Confused with ".act = nn.Identity()"

I am trying to understand a model implementation where there is this following layer. I don’t understand what the last line means.

class Model(nn.Module):
    def __init__(self,
                 num_class,
                 num_point,
                 num_person,
                 num_gcn_scales,
                 num_g3d_scales,
                 graph,
                 in_channels=3):
        super(Model, self).__init__()

        Graph = import_class(graph)
        A_binary = Graph().A_binary
        
        self.sgcn2 = nn.Sequential(
        MS_GCN(num_gcn_scales, c1, c1, A_binary, disentangled_agg=True),
        MS_TCN(c1, c2, stride=2),
        MS_TCN(c2, c2))
        self.sgcn2[-1].act = nn.Identity()

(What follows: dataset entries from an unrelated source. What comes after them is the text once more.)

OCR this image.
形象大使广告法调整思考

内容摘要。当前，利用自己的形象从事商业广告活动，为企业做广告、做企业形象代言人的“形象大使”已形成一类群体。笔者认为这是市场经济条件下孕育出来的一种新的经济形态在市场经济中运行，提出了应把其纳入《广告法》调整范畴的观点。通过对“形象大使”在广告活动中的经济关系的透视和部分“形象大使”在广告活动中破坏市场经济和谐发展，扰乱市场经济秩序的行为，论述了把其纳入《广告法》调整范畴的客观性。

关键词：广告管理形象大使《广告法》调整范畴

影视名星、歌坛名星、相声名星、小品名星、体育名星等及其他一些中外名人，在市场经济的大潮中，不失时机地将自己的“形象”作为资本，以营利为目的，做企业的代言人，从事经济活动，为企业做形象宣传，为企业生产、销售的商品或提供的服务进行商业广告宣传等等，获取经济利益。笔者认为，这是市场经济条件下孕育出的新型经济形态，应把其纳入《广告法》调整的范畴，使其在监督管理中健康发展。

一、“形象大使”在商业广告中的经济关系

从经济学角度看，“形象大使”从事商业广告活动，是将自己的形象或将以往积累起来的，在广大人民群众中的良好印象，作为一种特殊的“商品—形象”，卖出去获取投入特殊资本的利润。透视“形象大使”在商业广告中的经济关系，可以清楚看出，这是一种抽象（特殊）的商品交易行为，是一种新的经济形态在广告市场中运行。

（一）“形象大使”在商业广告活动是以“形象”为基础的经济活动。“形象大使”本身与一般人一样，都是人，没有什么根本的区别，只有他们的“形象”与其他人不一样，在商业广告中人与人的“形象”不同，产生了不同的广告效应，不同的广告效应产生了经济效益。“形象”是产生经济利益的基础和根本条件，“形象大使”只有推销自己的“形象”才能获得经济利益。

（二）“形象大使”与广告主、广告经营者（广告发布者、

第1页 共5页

It looks like the model first perform spatial graph convolution followed by two temporal convolution. But what happens with this line self.sgcn2[-1].act = nn.Identity()

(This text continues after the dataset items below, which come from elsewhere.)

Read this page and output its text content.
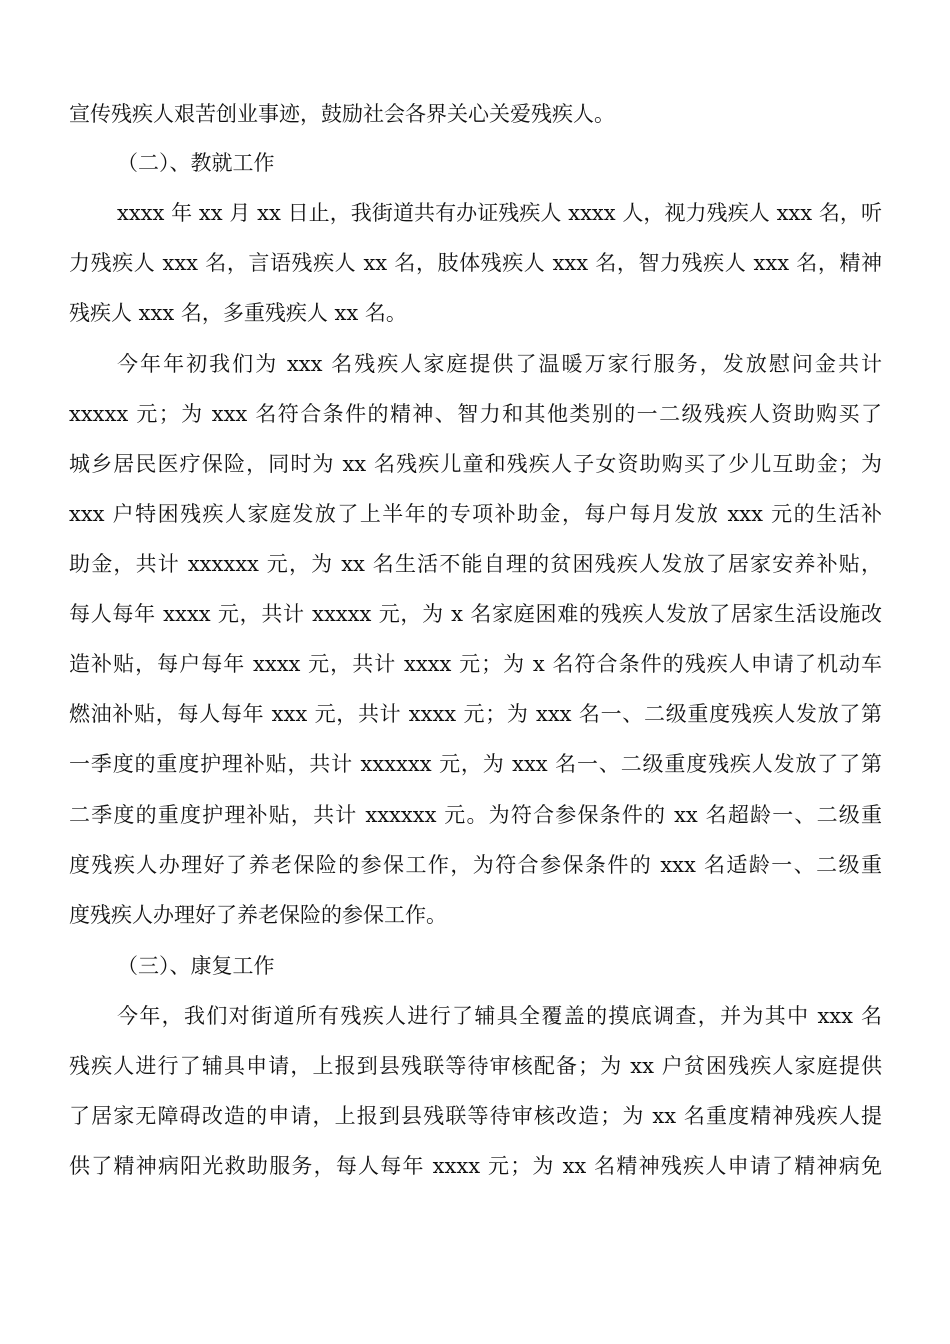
宣传残疾人艰苦创业事迹，鼓励社会各界关心关爱残疾人。
（二）、教就工作
xxxx 年 xx 月 xx 日止，我街道共有办证残疾人 xxxx 人，视力残疾人 xxx 名，听
力残疾人 xxx 名，言语残疾人 xx 名，肢体残疾人 xxx 名，智力残疾人 xxx 名，精神
残疾人 xxx 名，多重残疾人 xx 名。
今年年初我们为 xxx 名残疾人家庭提供了温暖万家行服务，发放慰问金共计
xxxxx 元；为 xxx 名符合条件的精神、智力和其他类别的一二级残疾人资助购买了
城乡居民医疗保险，同时为 xx 名残疾儿童和残疾人子女资助购买了少儿互助金；为
xxx 户特困残疾人家庭发放了上半年的专项补助金，每户每月发放 xxx 元的生活补
助金，共计 xxxxxx 元，为 xx 名生活不能自理的贫困残疾人发放了居家安养补贴，
每人每年 xxxx 元，共计 xxxxx 元，为 x 名家庭困难的残疾人发放了居家生活设施改
造补贴，每户每年 xxxx 元，共计 xxxx 元；为 x 名符合条件的残疾人申请了机动车
燃油补贴，每人每年 xxx 元，共计 xxxx 元；为 xxx 名一、二级重度残疾人发放了第
一季度的重度护理补贴，共计 xxxxxx 元，为 xxx 名一、二级重度残疾人发放了了第
二季度的重度护理补贴，共计 xxxxxx 元。为符合参保条件的 xx 名超龄一、二级重
度残疾人办理好了养老保险的参保工作，为符合参保条件的 xxx 名适龄一、二级重
度残疾人办理好了养老保险的参保工作。
（三）、康复工作
今年，我们对街道所有残疾人进行了辅具全覆盖的摸底调查，并为其中 xxx 名
残疾人进行了辅具申请，上报到县残联等待审核配备；为 xx 户贫困残疾人家庭提供
了居家无障碍改造的申请，上报到县残联等待审核改造；为 xx 名重度精神残疾人提
供了精神病阳光救助服务，每人每年 xxxx 元；为 xx 名精神残疾人申请了精神病免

Your suggestions will greatly help. Thanks.

Hi,

self.sgcn2 is sequential of MS_GCN, MS_TCN, and MS_TCN.
So, self.sgcn2[-1] refers to the last MS_TCN.
self.sgcn2[-1].act is either the attribute or member variable of an instance of MS_TCN. From that name, I guess by default MS_TCN has some activation function such as Sigmoid and ReLU. Though the author of that snippet wanted that last module to use Identity as its activation.

Thank you so much. That is exactly the case, there is a activation function in MS_TCN and act holds the value that determines what the activation will be.